Потому-то она и раздваивалась. Ей не хотелось оставаться под холодными ветрами надвигающейся зимней стужи. И не хотелось уходить в одиночестве в зелёную бесконечность Благословенной пущи. Ведь это значило навсегда распрощаться с Эвальдом Медведем, грубым деревенским браконьером, в которого она, вопреки всякой логике умудрилась… влюбиться?
Наверное, так Элисса поясняла себе то, что начало твориться с нею с той ночи, когда подвыпивший верзила протянул руку к лифу её платья. Тогда в ней что-то перевернулось. Она поняла, что может быть любима и желанна. Ну, по крайней мере, желанна. Все в близлежащей деревне считали её лесной ведьмой. Люди смотрели на неё с любопытством и опаской. Во взгляде же Эвальда помимо этого она увидала… похоть?
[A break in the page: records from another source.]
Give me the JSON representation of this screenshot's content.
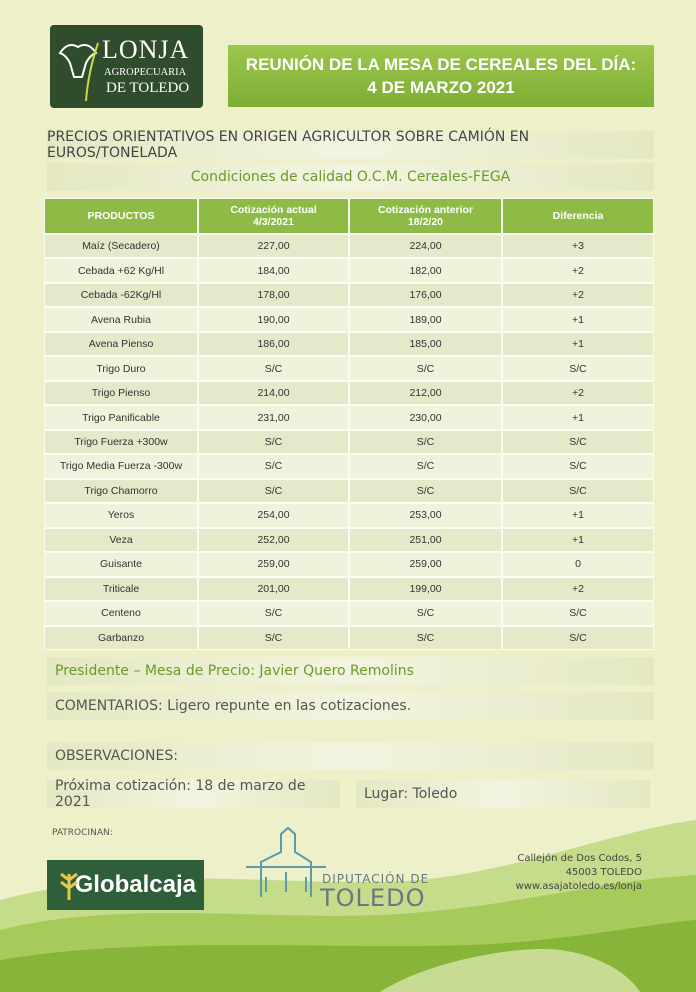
{
  "header": {
    "logo": {
      "line1": "LONJA",
      "line2": "AGROPECUARIA",
      "line3": "DE TOLEDO"
    },
    "title": "REUNIÓN DE LA MESA DE CEREALES DEL DÍA: 4 DE MARZO 2021"
  },
  "subtitle": "PRECIOS ORIENTATIVOS EN ORIGEN AGRICULTOR SOBRE CAMIÓN EN EUROS/TONELADA",
  "conditions": "Condiciones de calidad O.C.M. Cereales-FEGA",
  "table": {
    "columns": [
      {
        "label": "PRODUCTOS"
      },
      {
        "label": "Cotización actual",
        "date": "4/3/2021"
      },
      {
        "label": "Cotización anterior",
        "date": "18/2/20"
      },
      {
        "label": "Diferencia"
      }
    ],
    "rows": [
      [
        "Maíz (Secadero)",
        "227,00",
        "224,00",
        "+3"
      ],
      [
        "Cebada +62 Kg/Hl",
        "184,00",
        "182,00",
        "+2"
      ],
      [
        "Cebada -62Kg/Hl",
        "178,00",
        "176,00",
        "+2"
      ],
      [
        "Avena Rubia",
        "190,00",
        "189,00",
        "+1"
      ],
      [
        "Avena Pienso",
        "186,00",
        "185,00",
        "+1"
      ],
      [
        "Trigo Duro",
        "S/C",
        "S/C",
        "S/C"
      ],
      [
        "Trigo Pienso",
        "214,00",
        "212,00",
        "+2"
      ],
      [
        "Trigo Panificable",
        "231,00",
        "230,00",
        "+1"
      ],
      [
        "Trigo Fuerza +300w",
        "S/C",
        "S/C",
        "S/C"
      ],
      [
        "Trigo Media Fuerza -300w",
        "S/C",
        "S/C",
        "S/C"
      ],
      [
        "Trigo Chamorro",
        "S/C",
        "S/C",
        "S/C"
      ],
      [
        "Yeros",
        "254,00",
        "253,00",
        "+1"
      ],
      [
        "Veza",
        "252,00",
        "251,00",
        "+1"
      ],
      [
        "Guisante",
        "259,00",
        "259,00",
        "0"
      ],
      [
        "Triticale",
        "201,00",
        "199,00",
        "+2"
      ],
      [
        "Centeno",
        "S/C",
        "S/C",
        "S/C"
      ],
      [
        "Garbanzo",
        "S/C",
        "S/C",
        "S/C"
      ]
    ]
  },
  "president": "Presidente – Mesa de Precio: Javier Quero Remolins",
  "comments": "COMENTARIOS: Ligero repunte en las cotizaciones.",
  "observations": "OBSERVACIONES:",
  "next_quote": "Próxima cotización: 18 de marzo de 2021",
  "place": "Lugar: Toledo",
  "footer": {
    "sponsors_label": "PATROCINAN:",
    "sponsor": "Globalcaja",
    "diputacion": {
      "line1": "DIPUTACIÓN DE",
      "line2": "TOLEDO"
    },
    "address": [
      "Callejón de Dos Codos, 5",
      "45003 TOLEDO",
      "www.asajatoledo.es/lonja"
    ]
  }
}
С этого момента для неё всё изменилось. Она то и дело возвращалась мыслями к той ночи, когда они повстречались под старым раскидистым дубом у её дома. Он был пьян и напуган. Но он хотел её. И, видно, он пробудил её человеческую половину. Всё-таки она девушка, хоть и полунечисть, а не какой-нибудь очередной безвольный и бесчувственный куст.
Для Медведя тогда всё тоже очень сильно изменилось. Не успел он толком отойти от вчерашней попойки, как местный болтун Костик уже поспешил осведомиться у браконьера, какая же на ощупь грудь «рыжеволосой лесной ведьмы». Бездна бы его забрала! Эвальд уже успел позабыть о своём вчерашнем приключении и думал, что это дурной сон. И разговор, во время которого залихватски обещал проверить, сколько же «титек» у этой самой «рыжеволосой лесной ведьмы», он считал частью того же сна.
«Отвали!» – просто пробуравил браконьер с бодуна этому маленькому тощему человечку и пошёл прочь. Но иногда от своих слов, хотя это не более чем выдох со звуком, так просто не сбежать.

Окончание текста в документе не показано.